Встретивший группу Мэрчент убедился в худших подозрениях: группа Гаузера спилась окончательно. И, хуже того, кто-то из баб чуть не стал поить водкой свиней, а ведь любая мощная доза алкоголя превратила бы свинку в половонезрелое человечье существо, доверять присмотр за коим группе зеленых чертей было бы крайним безрассудством. Необходимость в русском языке у группы давно отпала, но организм Гаузера требовал все больших и больших доз алкоголя, и теперь для общения с майором нужен был еще и переводчик с русского. Отчаявшись что-либо сделать самостоятельно, Мэрчент запихнул всю чертовски-свинскую группу в грузовой самолет и отправил в штат Колорадо. И вот теперь, стоя посреди кабинета генерала Форбса в хламиде, некогда бывшей благородным мундиром американской армии, Гаузер решительно не мог вспомнить ни одного слова по-английски и лишь с отчаянием бормотал русские и венгерские ругательства. Спутники его были немногим лучше, а навозу в комнате все прибавлялось. Кто-то из свиней уже вывернул паркетину-другую и пытался выкопать из-под дубовых досок хоть что-нибудь — скорее всего, желуди. А еще одна свинка отгрызла горлышко у заветной бутылки в баре и с аппетитом всосала полпинты доброго старого бурбона.

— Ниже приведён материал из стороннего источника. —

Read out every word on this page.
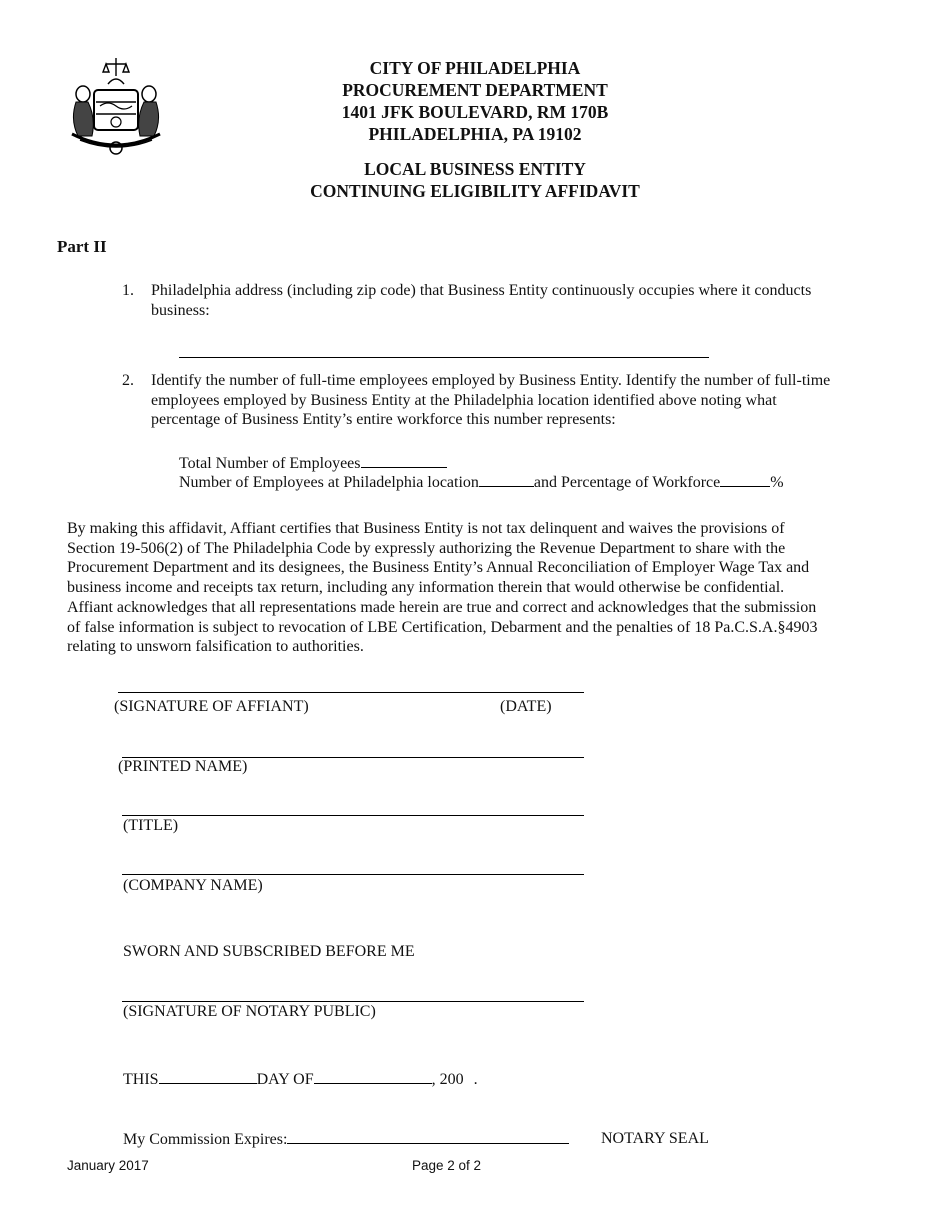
CITY OF PHILADELPHIA
PROCUREMENT DEPARTMENT
1401 JFK BOULEVARD, RM 170B
PHILADELPHIA, PA 19102
LOCAL BUSINESS ENTITY
CONTINUING ELIGIBILITY AFFIDAVIT
Part II
1. Philadelphia address (including zip code) that Business Entity continuously occupies where it conducts
business:
2. Identify the number of full-time employees employed by Business Entity. Identify the number of full-time
employees employed by Business Entity at the Philadelphia location identified above noting what
percentage of Business Entity’s entire workforce this number represents:
Total Number of Employees
Number of Employees at Philadelphia location	and Percentage of Workforce	%
By making this affidavit, Affiant certifies that Business Entity is not tax delinquent and waives the provisions of
Section 19-506(2) of The Philadelphia Code by expressly authorizing the Revenue Department to share with the
Procurement Department and its designees, the Business Entity’s Annual Reconciliation of Employer Wage Tax and
business income and receipts tax return, including any information therein that would otherwise be confidential.
Affiant acknowledges that all representations made herein are true and correct and acknowledges that the submission
of false information is subject to revocation of LBE Certification, Debarment and the penalties of 18 Pa.C.S.A.§4903
relating to unsworn falsification to authorities.
(SIGNATURE OF AFFIANT)	(DATE)
(PRINTED NAME)
(TITLE)
(COMPANY NAME)
SWORN AND SUBSCRIBED BEFORE ME
(SIGNATURE OF NOTARY PUBLIC)
THIS	DAY OF	, 200 .
My Commission Expires:	NOTARY SEAL
January 2017	Page 2 of 2
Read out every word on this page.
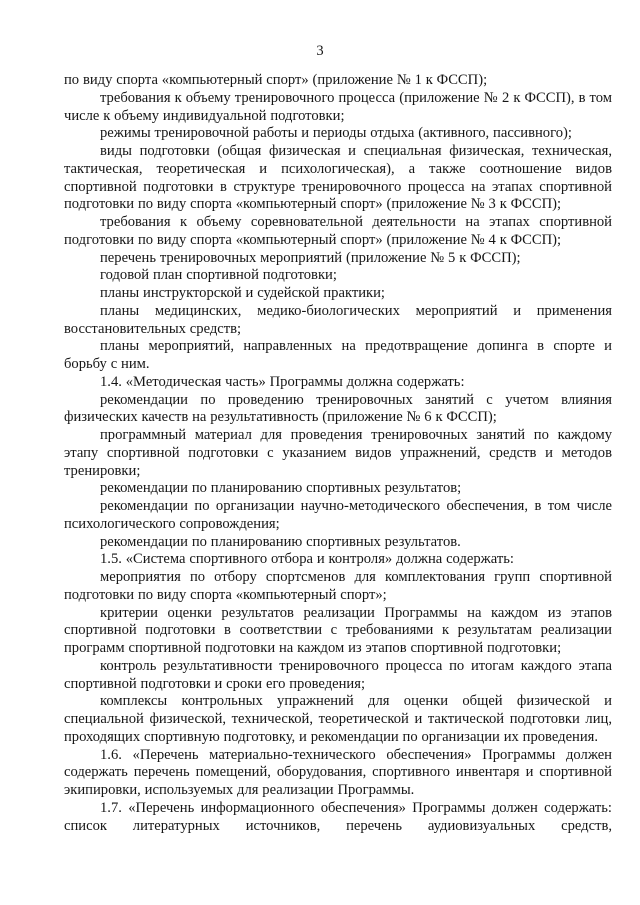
3

по виду спорта «компьютерный спорт» (приложение № 1 к ФССП);

требования к объему тренировочного процесса (приложение № 2 к ФССП), в том числе к объему индивидуальной подготовки;

режимы тренировочной работы и периоды отдыха (активного, пассивного);

виды подготовки (общая физическая и специальная физическая, техническая, тактическая, теоретическая и психологическая), а также соотношение видов спортивной подготовки в структуре тренировочного процесса на этапах спортивной подготовки по виду спорта «компьютерный спорт» (приложение № 3 к ФССП);

требования к объему соревновательной деятельности на этапах спортивной подготовки по виду спорта «компьютерный спорт» (приложение № 4 к ФССП);

перечень тренировочных мероприятий (приложение № 5 к ФССП);

годовой план спортивной подготовки;

планы инструкторской и судейской практики;

планы медицинских, медико-биологических мероприятий и применения восстановительных средств;

планы мероприятий, направленных на предотвращение допинга в спорте и борьбу с ним.

1.4. «Методическая часть» Программы должна содержать:

рекомендации по проведению тренировочных занятий с учетом влияния физических качеств на результативность (приложение № 6 к ФССП);

программный материал для проведения тренировочных занятий по каждому этапу спортивной подготовки с указанием видов упражнений, средств и методов тренировки;

рекомендации по планированию спортивных результатов;

рекомендации по организации научно-методического обеспечения, в том числе психологического сопровождения;

рекомендации по планированию спортивных результатов.

1.5. «Система спортивного отбора и контроля» должна содержать:

мероприятия по отбору спортсменов для комплектования групп спортивной подготовки по виду спорта «компьютерный спорт»;

критерии оценки результатов реализации Программы на каждом из этапов спортивной подготовки в соответствии с требованиями к результатам реализации программ спортивной подготовки на каждом из этапов спортивной подготовки;

контроль результативности тренировочного процесса по итогам каждого этапа спортивной подготовки и сроки его проведения;

комплексы контрольных упражнений для оценки общей физической и специальной физической, технической, теоретической и тактической подготовки лиц, проходящих спортивную подготовку, и рекомендации по организации их проведения.

1.6. «Перечень материально-технического обеспечения» Программы должен содержать перечень помещений, оборудования, спортивного инвентаря и спортивной экипировки, используемых для реализации Программы.

1.7. «Перечень информационного обеспечения» Программы должен содержать: список литературных источников, перечень аудиовизуальных средств,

Форбс увидел то, чего ждал, но не в своем же кабинете и не в окружении обгадившихся свиней, пьяных чертей и болгарского шпиона, да еще с висящим под потолком полинезийцем, увитым в гирлянды тропических цветов. Возле дверцы кабинетного бара, там, где только что нагличала молодая, упитанная хрюшка, сидело и орало чумазое и голое человечье дитя — женского, кажется, пола. Для обратного перевода в антропоморфное состояние из зооморфного оборотню обычно требовался стакан виски. Но на исходной ступени в прежние годы были известны лишь оборотни мужского пола, способные трансформироваться в женщин, — чем и пользовался Аксентович-Хрященко, пока его самого к делу не приставили. А сейчас впервые в жизни Форбс увидел возникновение обортня-женщины! Лишь в китайских легендах имелись прямые указания на то, что они существуют, но до сих пор институту Форбса не удалось завербовать в сектор оборотней ни единой женщины-лисы, не говоря о более редких видах, Порфириос даже полагал, что они вообще вымерли, как трилобиты. Женщины всегда были так нужны! Порфириос… Сердце генерала защемило. В душе он даже не очень осуждал престарелого дезертира, который добрался через Бразилию до Сальварсана, превратился в огромную толпу и ввалился в державу Романьоса, во все тридцать тысяч глоток требуя политического убежища, которое подлый президент старику и предоставил. Форбс надеялся, что эта орава хотя бы усложнит жизнь президенту, но ничего подобного, из Порфириосов получились превосходные армадильовые гаучо, иначе говоря, пастухи броненосцев. Раньше само присутствие Порфириоса вселяло покой в Форбса. Теперь его присутствие вселяло покой в исполинских ленивцев — но, увы, в недружественном Сальварсане.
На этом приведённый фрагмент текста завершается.